めんどくささはなぜ増える?
めんどくさいなぁ・・・
そうほざくことが増えたような気がします。
とはいえ、手間がかかることが増えた訳ではありません。
むしろ昔に比べると減ったはずなのです。
めんどくさい そうイライラを感じる閾値がどうも低くなったのではないでしょうか。
このように科学技術は、かつて不可能だったことを可能にしてくれた。諦めなければならなかったことを諦めなくてもよくしてくれた。制約をつぎつぎに取り除いてくれた。こうして私たちは、現実を思いのままにコントロールできるというような万能感を抱くようになった。
それによって、私たちは諦めが悪くなった。思い通りにならないことがあると、イライラするようになった。このようなコントロール幻想が自己愛を増長させる温床になっているといってよいだろう。
寒い時は焚き火に当たり、暑いときは日陰で涼むくらいしかない時代が長く続きましたが、科学技術の発達によって今では、エアコンで部屋の温度を思いのままにコントロールできるようになりました。
さらに、昔なら遠方とのやりとりに何日もかかったのが、インターネットや携帯電話の普及で、相手がどこにいても瞬時にやりとりが可能になったのです。
その恩恵の影で、思い通りにならないことに人々はイライラするようになったと、この本では言及しています。
私も科学の果実をほおばる一人ですが、幼い頃に比べても、不便さや時間がかかることに耐える力も弱くなった気がします。
それが冒頭の「めんどくさいなぁ」にも繋がっているのではないでしょうか。
ごはん一つ炊くのに薪火を拾うことから始めなければならない時代に、存在したとは思えません。
「めんどくさい」
この言葉が。
科学技術が発達していない時代は、何をとっても手間暇がかかることばかりです。
それが当たり前すぎて、「手間暇かかる」の概念すら無かったかもしれません。
先人たちの尽力によって、私たちは多大な労力から解放されましたが。
時間や手間がかかることを、必要以上に「苦痛」と感じるようになったのではないでしょうか。
便利至上主義が蔓延するにつれて、「めんどくさい」「イライラする」の沸点がますます低くなる気がしてます。

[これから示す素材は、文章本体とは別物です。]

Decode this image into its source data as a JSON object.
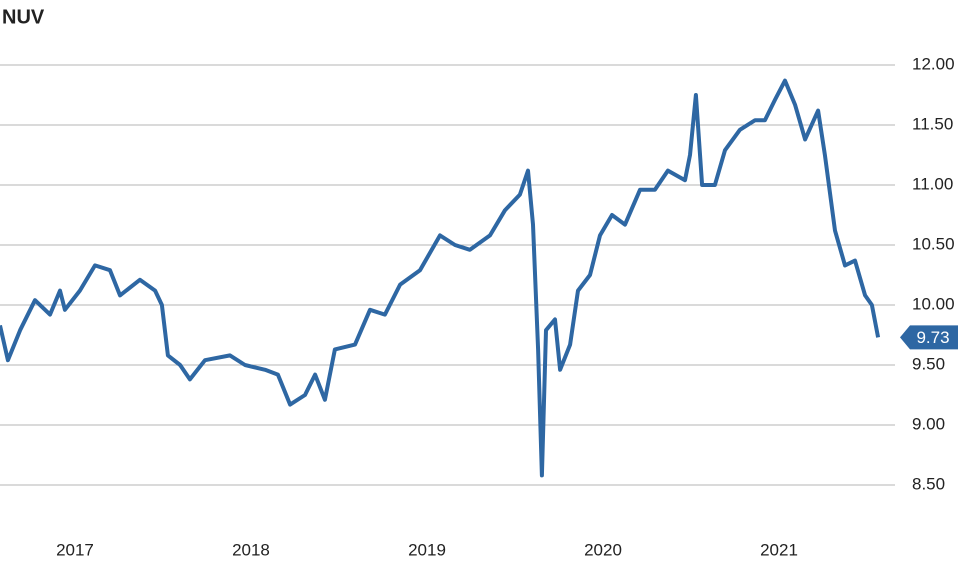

手のひらで様々なことが可能になったスマートフォンが、その傾向に拍車をかけたのかもしれません。
(スマホ大好きな私には耳が痛いことですが・・・。)
便利がいちばん=煩わしさは害悪
とことんまで煩わしさを排除した先に、何が待ち受けているのでしょうか・・・。
これ以上「めんどくささ」の閾値を下げないよう、生き方を見直す時期かもしれません。